Govt must compensate family members for deaths in custody, says NGO

Protesters call for an Independent Police Complaints and Misconduct Commission to curb police misconduct and put an end to deaths in custody.

PETALING JAYA: An NGO against deaths and abuse in custody has urged Putrajaya to amend the Civil Law Act (CLA) to allow family members to file claims for exemplary damages in the case of custodial deaths.

Eliminating Deaths and Abuse in Custody Together (EDICT) chairman M Visvanathan said next-of-kin are presently barred from making such claims due to a majority Federal Court ruling in late 2017.

Adding that the ruling had sent “the wrong message” to law enforcement officers, he said damages could only be paid to those who survived assault while held lawfully for questioning by the police.

Visvanathan, who is also a lawyer, was responding to Parliament’s move to pass amendments to the CLA but not to rectify the effect of the apex court ruling.

He said EDICT welcomes the legislature’s approval for an increase in age limit from 55 to 60 for claims in the event that breadwinners die in road accidents.

“This will enable family members to get more compensation based on a set formula,” he said.

He also noted another amendment increasing the RM10,000 limit for funeral expense claims to RM30,000.

He said the legal fraternity had agreed that exemplary damages should be given to family members of those who die in police lock-ups and prisons, to serve as a deterrent and a warning that no lives can be taken “save in accordance with the law”.

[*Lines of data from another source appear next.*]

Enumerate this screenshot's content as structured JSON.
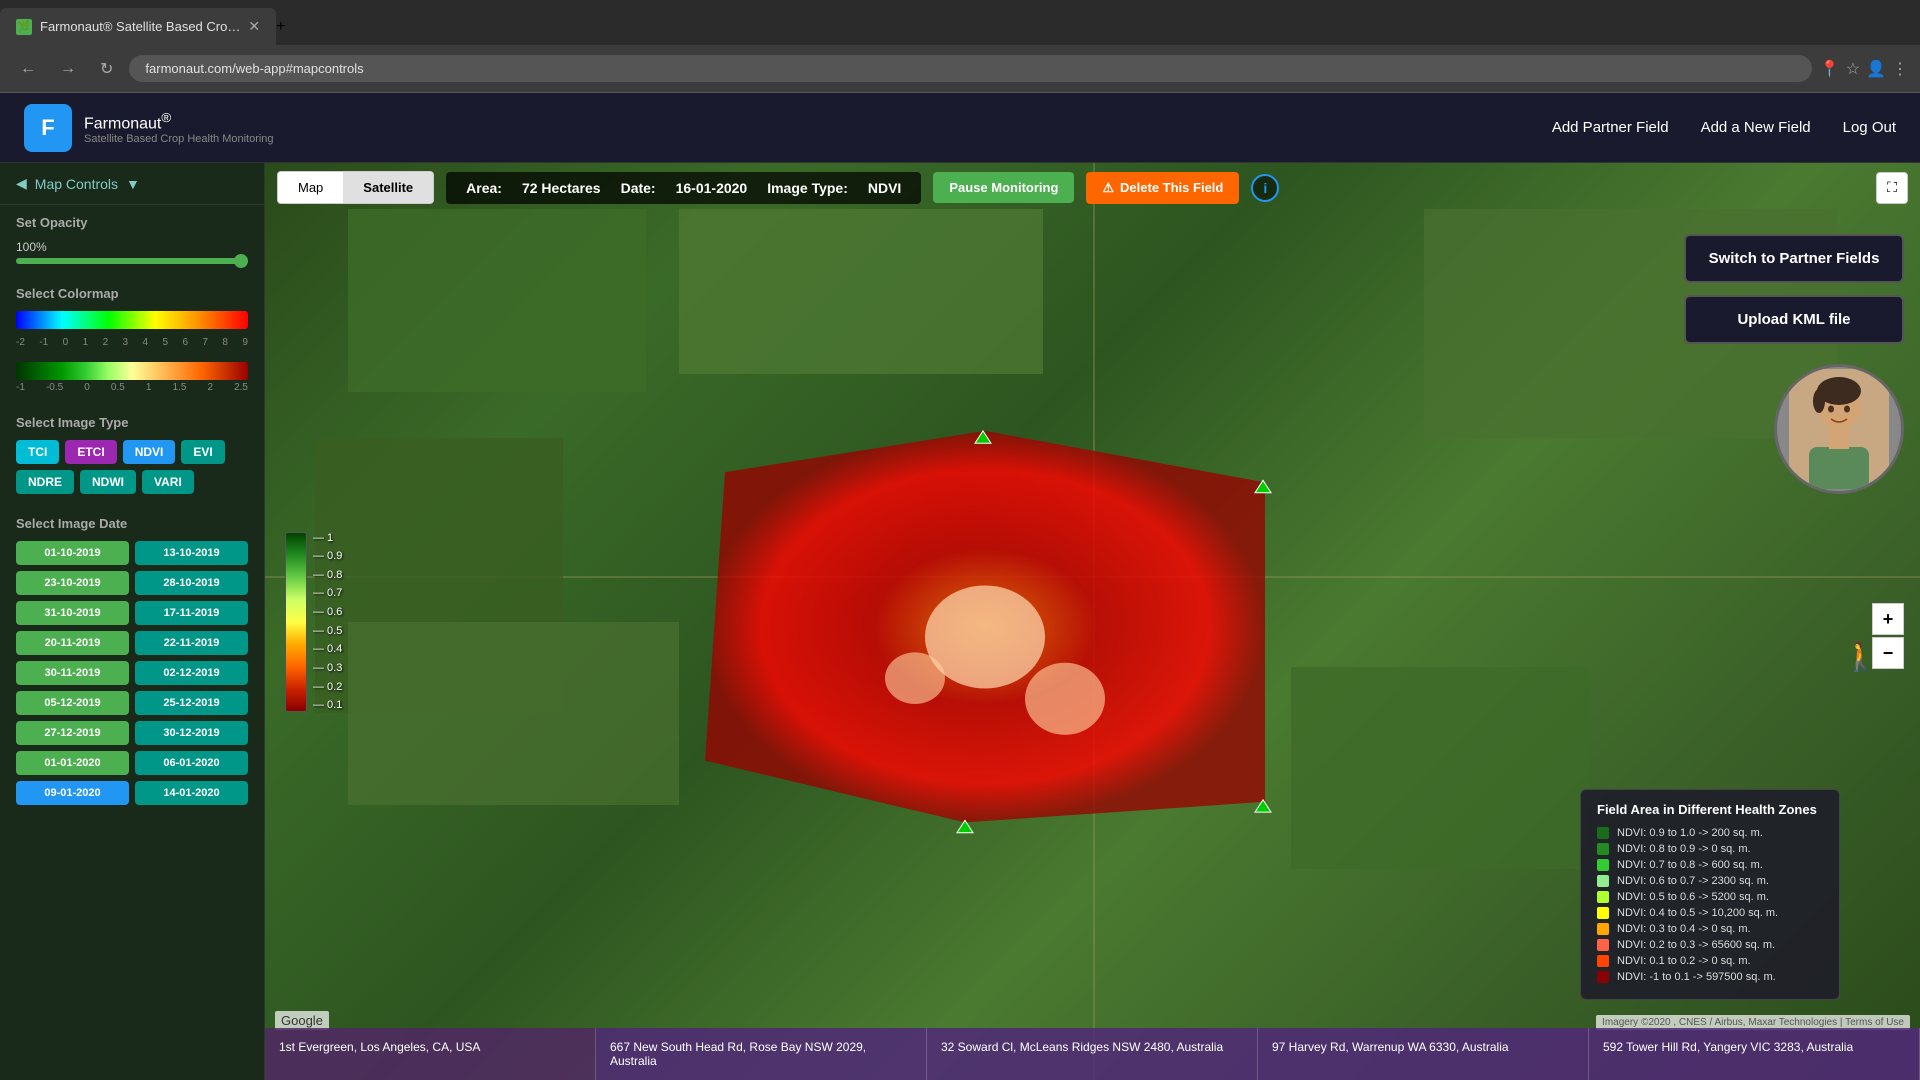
{
  "browser": {
    "tab_title": "Farmonaut® Satellite Based Cro…",
    "url": "farmonaut.com/web-app#mapcontrols",
    "new_tab_label": "+"
  },
  "header": {
    "logo_letter": "F",
    "app_name": "Farmonaut",
    "registered": "®",
    "tagline": "Satellite Based Crop Health Monitoring",
    "add_partner_label": "Add Partner Field",
    "add_field_label": "Add a New Field",
    "logout_label": "Log Out"
  },
  "sidebar": {
    "map_controls_label": "Map Controls",
    "opacity_label": "Set Opacity",
    "opacity_value": "100%",
    "opacity_percent": 100,
    "colormap_label": "Select Colormap",
    "colormap_scale_values": [
      "-2",
      "-1",
      "0",
      "1",
      "2",
      "3",
      "4",
      "5",
      "6",
      "7",
      "8",
      "9"
    ],
    "colormap2_scale_values": [
      "-1",
      "0.5",
      "0",
      "0.5",
      "1",
      "1.5",
      "2",
      "2.5"
    ],
    "image_type_label": "Select Image Type",
    "image_types": [
      {
        "id": "tci",
        "label": "TCI",
        "color": "cyan"
      },
      {
        "id": "etci",
        "label": "ETCI",
        "color": "purple",
        "active": true
      },
      {
        "id": "ndvi",
        "label": "NDVI",
        "color": "blue"
      },
      {
        "id": "evi",
        "label": "EVI",
        "color": "teal"
      },
      {
        "id": "ndre",
        "label": "NDRE",
        "color": "teal"
      },
      {
        "id": "ndwi",
        "label": "NDWI",
        "color": "teal"
      },
      {
        "id": "vari",
        "label": "VARI",
        "color": "teal"
      }
    ],
    "date_label": "Select Image Date",
    "dates": [
      "01-10-2019",
      "13-10-2019",
      "23-10-2019",
      "28-10-2019",
      "31-10-2019",
      "17-11-2019",
      "20-11-2019",
      "22-11-2019",
      "30-11-2019",
      "02-12-2019",
      "05-12-2019",
      "25-12-2019",
      "27-12-2019",
      "30-12-2019",
      "01-01-2020",
      "06-01-2020",
      "09-01-2020",
      "14-01-2020"
    ]
  },
  "map": {
    "type_map": "Map",
    "type_satellite": "Satellite",
    "active_type": "Satellite",
    "area_label": "Area:",
    "area_value": "72 Hectares",
    "date_label": "Date:",
    "date_value": "16-01-2020",
    "image_type_label": "Image Type:",
    "image_type_value": "NDVI",
    "pause_btn": "Pause Monitoring",
    "delete_btn": "Delete This Field",
    "fullscreen_icon": "⛶",
    "google_watermark": "Google",
    "attribution": "Imagery ©2020 , CNES / Airbus, Maxar Technologies | Terms of Use"
  },
  "ndvi_scale": {
    "values": [
      "1",
      "0.9",
      "0.8",
      "0.7",
      "0.6",
      "0.5",
      "0.4",
      "0.3",
      "0.2",
      "0.1"
    ]
  },
  "health_zones": {
    "title": "Field Area in Different Health Zones",
    "rows": [
      {
        "color": "#1a6b1a",
        "label": "NDVI: 0.9 to 1.0 -> 200 sq. m."
      },
      {
        "color": "#228B22",
        "label": "NDVI: 0.8 to 0.9 -> 0 sq. m."
      },
      {
        "color": "#32CD32",
        "label": "NDVI: 0.7 to 0.8 -> 600 sq. m."
      },
      {
        "color": "#90EE90",
        "label": "NDVI: 0.6 to 0.7 -> 2300 sq. m."
      },
      {
        "color": "#ADFF2F",
        "label": "NDVI: 0.5 to 0.6 -> 5200 sq. m."
      },
      {
        "color": "#FFFF00",
        "label": "NDVI: 0.4 to 0.5 -> 10,200 sq. m."
      },
      {
        "color": "#FFA500",
        "label": "NDVI: 0.3 to 0.4 -> 0 sq. m."
      },
      {
        "color": "#FF6347",
        "label": "NDVI: 0.2 to 0.3 -> 65600 sq. m."
      },
      {
        "color": "#FF4500",
        "label": "NDVI: 0.1 to 0.2 -> 0 sq. m."
      },
      {
        "color": "#8B0000",
        "label": "NDVI: -1 to 0.1 -> 597500 sq. m."
      }
    ]
  },
  "right_panel": {
    "switch_btn": "Switch to Partner Fields",
    "upload_btn": "Upload KML file"
  },
  "field_cards": [
    {
      "address": "1st Evergreen, Los Angeles, CA, USA"
    },
    {
      "address": "667 New South Head Rd, Rose Bay NSW 2029, Australia"
    },
    {
      "address": "32 Soward Cl, McLeans Ridges NSW 2480, Australia"
    },
    {
      "address": "97 Harvey Rd, Warrenup WA 6330, Australia"
    },
    {
      "address": "592 Tower Hill Rd, Yangery VIC 3283, Australia"
    }
  ]
}
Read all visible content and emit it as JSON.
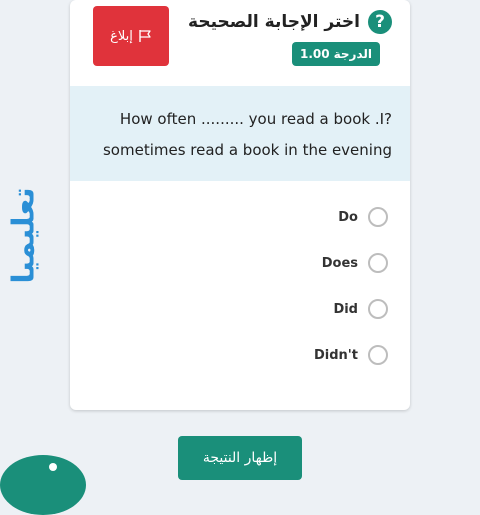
{
  "watermark": {
    "text": "تعليميا"
  },
  "card": {
    "report_label": "إبلاغ",
    "title": "اختر الإجابة الصحيحة",
    "help_glyph": "?",
    "grade_label": "الدرجة",
    "grade_value": "1.00"
  },
  "question": {
    "line1": "How often ......... you read a book .I?",
    "line2": "sometimes read a book in the evening"
  },
  "options": [
    {
      "label": "Do"
    },
    {
      "label": "Does"
    },
    {
      "label": "Did"
    },
    {
      "label": "Didn't"
    }
  ],
  "footer": {
    "show_result_label": "إظهار النتيجة"
  },
  "colors": {
    "accent": "#1a8f7a",
    "danger": "#e0333b",
    "question_bg": "#e3f1f7",
    "watermark": "#2a8fd6"
  },
  "icons": {
    "report": "flag-icon",
    "help": "question-circle-icon",
    "fab": "info-icon"
  }
}
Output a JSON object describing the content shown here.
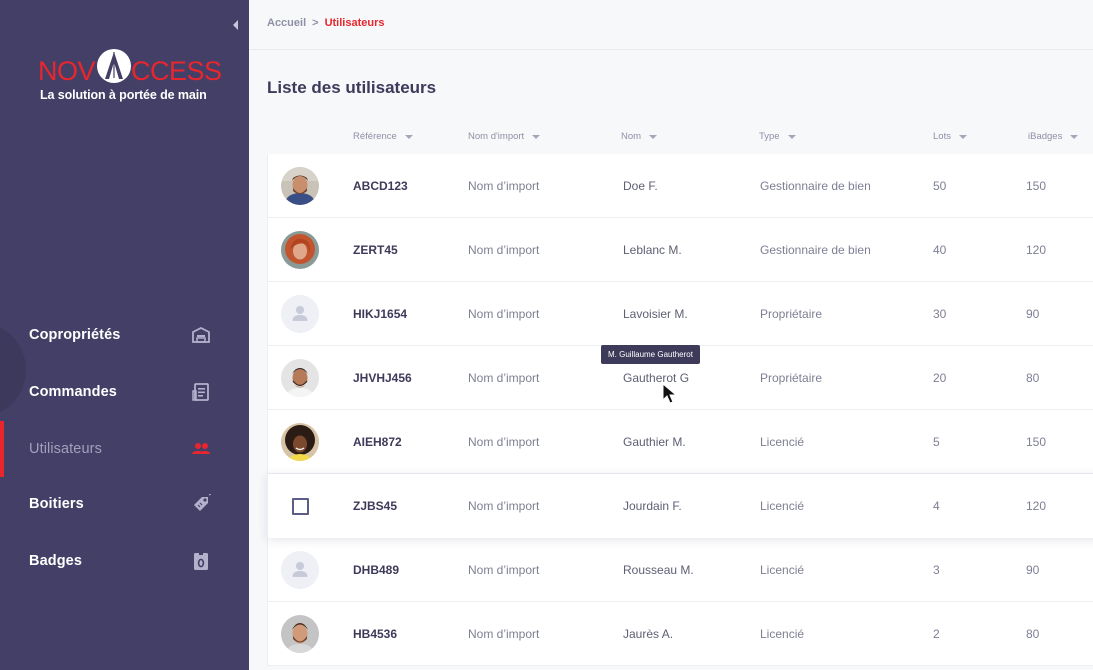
{
  "brand": {
    "logo_text_left": "NOV",
    "logo_text_right": "CCESS",
    "tagline": "La solution à portée de main",
    "accent_color": "#e8262d",
    "sidebar_color": "#433f66"
  },
  "sidebar": {
    "collapse_icon": "chevron-left-icon",
    "items": [
      {
        "label": "Copropriétés",
        "icon": "building-icon",
        "active": false
      },
      {
        "label": "Commandes",
        "icon": "receipt-icon",
        "active": false
      },
      {
        "label": "Utilisateurs",
        "icon": "users-icon",
        "active": true
      },
      {
        "label": "Boitiers",
        "icon": "tag-icon",
        "active": false
      },
      {
        "label": "Badges",
        "icon": "badge-icon",
        "active": false
      }
    ]
  },
  "breadcrumb": {
    "home": "Accueil",
    "separator": ">",
    "current": "Utilisateurs"
  },
  "page": {
    "title": "Liste des utilisateurs"
  },
  "table": {
    "columns": [
      "Référence",
      "Nom d'import",
      "Nom",
      "Type",
      "Lots",
      "iBadges"
    ],
    "rows": [
      {
        "ref": "ABCD123",
        "import": "Nom d’import",
        "name": "Doe F.",
        "type": "Gestionnaire de bien",
        "lots": "50",
        "ibadges": "150",
        "avatar": "photo-man-beard"
      },
      {
        "ref": "ZERT45",
        "import": "Nom d’import",
        "name": "Leblanc M.",
        "type": "Gestionnaire de bien",
        "lots": "40",
        "ibadges": "120",
        "avatar": "photo-woman-red-hair"
      },
      {
        "ref": "HIKJ1654",
        "import": "Nom d’import",
        "name": "Lavoisier M.",
        "type": "Propriétaire",
        "lots": "30",
        "ibadges": "90",
        "avatar": "placeholder"
      },
      {
        "ref": "JHVHJ456",
        "import": "Nom d’import",
        "name": "Gautherot G",
        "type": "Propriétaire",
        "lots": "20",
        "ibadges": "80",
        "avatar": "photo-man-smile"
      },
      {
        "ref": "AIEH872",
        "import": "Nom d’import",
        "name": "Gauthier M.",
        "type": "Licencié",
        "lots": "5",
        "ibadges": "150",
        "avatar": "photo-woman-curly"
      },
      {
        "ref": "ZJBS45",
        "import": "Nom d’import",
        "name": "Jourdain F.",
        "type": "Licencié",
        "lots": "4",
        "ibadges": "120",
        "avatar": "checkbox"
      },
      {
        "ref": "DHB489",
        "import": "Nom d’import",
        "name": "Rousseau M.",
        "type": "Licencié",
        "lots": "3",
        "ibadges": "90",
        "avatar": "placeholder"
      },
      {
        "ref": "HB4536",
        "import": "Nom d’import",
        "name": "Jaurès A.",
        "type": "Licencié",
        "lots": "2",
        "ibadges": "80",
        "avatar": "photo-man-beard-2"
      }
    ]
  },
  "tooltip": {
    "text": "M. Guillaume Gautherot"
  }
}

“Exemplary damages must be provided to send a strong message to law enforcement agencies that suspects cannot be tortured until they die because the right to life is fundamental in our Federal Constitution,” he added.

On Nov 6, 2017, the Federal Court held in a 4-1 ruling that the families of individuals who die in custody are not entitled to exemplary damages for the breach of a constitutional right.

Justice Zaharah Ibrahim, who delivered the judgment for the majority, said the constitution does not give courts the power to compensate the family members of such victims.

This meant that housewife N Indra, whose son A Kugan died in a police lock-up in 2009, was denied RM300,000 in exemplary damages, leaving her with a final compensation of RM401,700.

Indra had filed the suit seeking damages for alleged negligence, assault, false imprisonment, and misfeasance of public office, as well as breach of statutory duties.

Zainun Ali, in her dissenting judgment, said the death of an individual is a clear violation of the most fundamental liberty entrenched in Part 11 of the constitution.

“It is recognised by the Common Law of England that the violation of a constitutional right entitles the court to award damages that seek to punish the tortfeasor,” she said.

Visvanathan voiced hope for a reversal of the majority ruling in Kugan’s case when the Federal Court hears another case of a similar nature in July.

In that case, the family of lorry driver P Chandran, who died in a police lock-up in 2012, was awarded RM200,000 in exemplary damages. However, the government has appealed to quash the payment.

It is only prepared to pay RM144,000 for loss of income, RM10,000 for loss of dependency, and RM3,500 for funeral expenses.